Roos builds on this with practical, conversational teaching. Kids learn best through hypotheticals… You’re texting with someone and you both agree to meet up and kiss. But when you get there, the person changes their mind. The last answer is the one that counts. Or, how would you check in? What could you say? What would you do if you wanted to stop?

She encourages parents to practice the exact words with their child. What would you say if you want something to stop? How would you ask if your partner is enjoying something? Ritualizing the language makes it easier to access in the moment.

Consent also gets trickier for many queer and trans teens, who may face additional risks, stigmas, or fear of being outed.

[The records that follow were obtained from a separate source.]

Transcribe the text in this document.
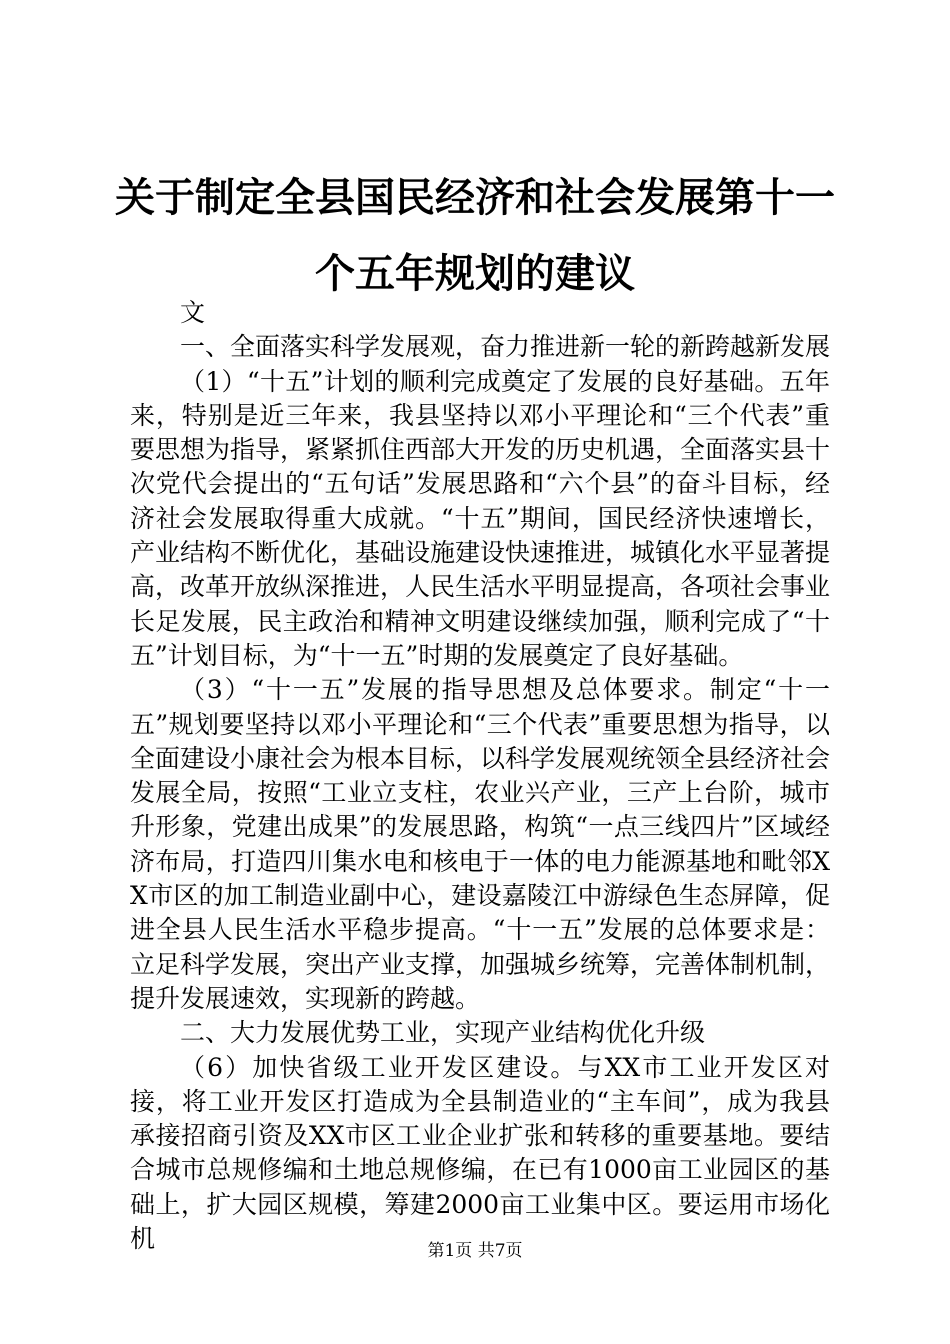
关于制定全县国民经济和社会发展第十一个五年规划的建议

文

一、全面落实科学发展观，奋力推进新一轮的新跨越新发展

（1）“十五”计划的顺利完成奠定了发展的良好基础。五年来，特别是近三年来，我县坚持以邓小平理论和“三个代表”重要思想为指导，紧紧抓住西部大开发的历史机遇，全面落实县十次党代会提出的“五句话”发展思路和“六个县”的奋斗目标，经济社会发展取得重大成就。“十五”期间，国民经济快速增长，产业结构不断优化，基础设施建设快速推进，城镇化水平显著提高，改革开放纵深推进，人民生活水平明显提高，各项社会事业长足发展，民主政治和精神文明建设继续加强，顺利完成了“十五”计划目标，为“十一五”时期的发展奠定了良好基础。

（3）“十一五”发展的指导思想及总体要求。制定“十一五”规划要坚持以邓小平理论和“三个代表”重要思想为指导，以全面建设小康社会为根本目标，以科学发展观统领全县经济社会发展全局，按照“工业立支柱，农业兴产业，三产上台阶，城市升形象，党建出成果”的发展思路，构筑“一点三线四片”区域经济布局，打造四川集水电和核电于一体的电力能源基地和毗邻XX市区的加工制造业副中心，建设嘉陵江中游绿色生态屏障，促进全县人民生活水平稳步提高。“十一五”发展的总体要求是：立足科学发展，突出产业支撑，加强城乡统筹，完善体制机制，提升发展速效，实现新的跨越。

二、大力发展优势工业，实现产业结构优化升级

（6）加快省级工业开发区建设。与XX市工业开发区对接，将工业开发区打造成为全县制造业的“主车间”，成为我县承接招商引资及XX市区工业企业扩张和转移的重要基地。要结合城市总规修编和土地总规修编，在已有1000亩工业园区的基础上，扩大园区规模，筹建2000亩工业集中区。要运用市场化机	第1页 共7页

Roos, who is bisexual, stresses the importance of not making assumptions. Ask about pronouns, relationships, interests, and triggers. She also notes that queer adolescents face higher risk of blackmail and need extra clarity on safe sex practices tailored to their bodies and relationships.

Ultimately, consent education is empowerment education. Kids who know they can say yes or no without fear become kids who understand their worth.

When to Seek Extra Support, And How to Keep Kids Coming to You

Even with open communication, kids may struggle privately with something they’ve seen or experienced online. Parents should watch for behavior changes—especially sudden ones.

Forney recommends paying attention to shifts such as withdrawal, irritability, fearfulness, loss of appetite, sleep disruptions, or unexplained physical symptoms like headaches or stomachaches. These can signal distress, overwhelm, or trauma responses. Early professional guidance can give kids a safe space to process their experiences and provide parents with tools to support them.

And above all, every expert agreed on one core message. A child who feels safe coming to you is always safer online.

Roos urges parents to repeat often (really often!) that kids can always ask for help without punishment. Amodio echo this. Shame closes doors. Compassion opens them.

The new birds-and-bees talk isn’t about scaring kids out of the digital world. It’s about preparing them to move through it with curiosity, resilience, and an unshakeable sense that their body, their boundaries, and their voice genuinely matter.

If we can give teens that foundation, the group chat becomes a little less overwhelming, and the world a little safer for them to grow up in.